TBB Başkanı Av. R. Erinç Sağkan sempozyumun açış konuşmasında; “Ülkemizin hukuk düzenini yakından etkileyen bir meseleyi; yargının giderek araçsal beklentilere maruz kalması riskini açık yüreklilikle ele almak üzere toplanmış bulunuyoruz. Yargı erki, herhangi bir anlık tartışmanın değil, devlet düzenimizin omurgasının konusudur. Bu nedenle ortaya çıkan her aşınma, hukukçuları aşarak, toplumun bütününü etkilemektedir” dedi.
Sonra Avrupa İnsan Hakları Sözleşmesi’ne atıf yaptı.
“Avrupa İnsan Hakları Mahkemesi’nin, Avrupa İnsan Hakları Sözleşmesi’nin 18. maddesinin ihlal edildiğine dönük kararları, yargının araçsallaştırılması konusundaki en somut teşhistir. Avrupa İnsan Hakları Mahkemesi, bir devlete 18. madde ihlali verdiğinde, bir bakıma ‘bir kişinin hukuki sebeplerle değil, siyasi talimatlar uyarınca hedef alındığını’ ve dolayısıyla yargının bağımsız olmadığını da ilan etmiş olmaktadır. Öyle bir saptama, hukuk devleti olduğunu iddia eden bir devlete yöneltilebilecek en ağır uyarılardan biridir” ifadelerini kullanan Sağkan, konunun demokrasi açısından önemini vurguladı.
Avrupa İnsan Hakları Sözleşmesi Madde 18’in ihlali ne demektir?
Devlet, kendisini sınırlandıran sınırları aşmışsa ve yasaklanan eylemlerin faili olursa insan haklarını ihlal etmiş demektir.
Ne yapmamalıdır?
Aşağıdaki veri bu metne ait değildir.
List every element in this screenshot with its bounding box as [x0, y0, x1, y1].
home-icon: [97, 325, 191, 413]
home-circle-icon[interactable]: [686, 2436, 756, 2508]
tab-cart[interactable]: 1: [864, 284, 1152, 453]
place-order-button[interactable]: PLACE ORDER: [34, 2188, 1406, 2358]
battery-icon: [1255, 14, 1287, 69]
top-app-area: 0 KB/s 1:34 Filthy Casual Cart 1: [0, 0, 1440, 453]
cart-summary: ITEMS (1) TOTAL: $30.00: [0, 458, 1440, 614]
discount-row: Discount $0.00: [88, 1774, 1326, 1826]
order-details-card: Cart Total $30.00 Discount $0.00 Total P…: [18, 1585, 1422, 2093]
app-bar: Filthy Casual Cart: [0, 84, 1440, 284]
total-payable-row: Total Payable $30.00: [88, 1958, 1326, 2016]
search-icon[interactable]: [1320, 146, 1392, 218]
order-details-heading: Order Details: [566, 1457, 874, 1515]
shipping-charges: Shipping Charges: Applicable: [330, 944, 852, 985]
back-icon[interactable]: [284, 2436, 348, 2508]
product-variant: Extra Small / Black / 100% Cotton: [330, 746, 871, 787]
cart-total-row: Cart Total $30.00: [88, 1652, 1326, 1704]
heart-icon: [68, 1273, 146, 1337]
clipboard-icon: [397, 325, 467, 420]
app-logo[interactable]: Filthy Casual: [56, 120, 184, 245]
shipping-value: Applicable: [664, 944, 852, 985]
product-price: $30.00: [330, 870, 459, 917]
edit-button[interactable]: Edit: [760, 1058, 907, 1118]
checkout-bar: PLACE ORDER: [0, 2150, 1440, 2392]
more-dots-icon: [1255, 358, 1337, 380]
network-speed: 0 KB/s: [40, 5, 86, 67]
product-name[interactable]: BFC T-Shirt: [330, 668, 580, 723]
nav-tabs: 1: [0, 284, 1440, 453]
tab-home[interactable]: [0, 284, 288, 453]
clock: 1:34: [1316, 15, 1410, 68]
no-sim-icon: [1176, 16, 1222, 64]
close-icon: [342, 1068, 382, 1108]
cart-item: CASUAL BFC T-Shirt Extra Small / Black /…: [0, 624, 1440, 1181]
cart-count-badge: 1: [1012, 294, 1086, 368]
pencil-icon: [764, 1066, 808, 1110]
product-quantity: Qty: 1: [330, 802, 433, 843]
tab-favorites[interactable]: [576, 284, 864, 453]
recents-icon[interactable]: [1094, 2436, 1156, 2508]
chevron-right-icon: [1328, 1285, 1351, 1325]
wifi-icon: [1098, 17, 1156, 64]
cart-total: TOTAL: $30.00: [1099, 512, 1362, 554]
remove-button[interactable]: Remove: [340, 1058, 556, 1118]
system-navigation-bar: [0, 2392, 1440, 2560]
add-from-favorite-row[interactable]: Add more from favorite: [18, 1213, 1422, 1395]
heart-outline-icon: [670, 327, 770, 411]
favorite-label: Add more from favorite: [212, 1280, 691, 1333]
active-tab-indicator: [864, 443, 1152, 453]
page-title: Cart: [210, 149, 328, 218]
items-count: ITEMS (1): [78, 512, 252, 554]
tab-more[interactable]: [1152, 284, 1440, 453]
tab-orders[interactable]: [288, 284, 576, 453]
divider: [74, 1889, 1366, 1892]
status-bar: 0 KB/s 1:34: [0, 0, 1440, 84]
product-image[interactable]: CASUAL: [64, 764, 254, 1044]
Çok basit…
Roma’da 1950 yılında kabul edilen İnsan Hakları ve Temel Özgürlüklerin Korunmasına İlişkin Sözleşme’de yazılı hiçbir hüküm, bir devlete, topluluğa veya kişiye, Sözleşme’de tanınan hak ve özgürlüklerin yok edilmesi veya bunların Sözleşme’de öngörülmüş olandan daha geniş ölçüde sınırlandırılmalarını amaçlayan bir etkinliğe girişme ya da eylemde bulunma hakkı verdiği biçiminde yorumlanamaz (Madde 17).
Anayasa hükümlerinden hiçbiri, devlete veya kişilere, Anayasa’yla tanınan temel hak ve hürriyetlerin yok edilmesini veya Anayasa’da belirtilenden daha geniş şekilde sınırlandırılmasını amaçlayan bir faaliyette bulunmayı mümkün kılacak şekilde yorumlanamaz (Anayasa Madde 14/2).
Bu sınırlandırma ve yasaklara uyulmalıdır.
Günümüzde yargı ne yapıyor? Neden 18. maddenin ihlali ortaya çıkıyor?
Kısaca yargı; devletin yükümlülüklerine uymayan kararlarıyla insan haklarının ihlaline neden oluyor ve böylece ulusalüstü sözleşmelere ve Anayasa’ya uymuyor.
Anayasa Mahkemesi ve Avrupa İnsan Hakları Mahkemesi (AİHM) kararlarını uygulamamak ve tanımamak yoluyla herkese “hukuk bitmiştir” dedirtiyor.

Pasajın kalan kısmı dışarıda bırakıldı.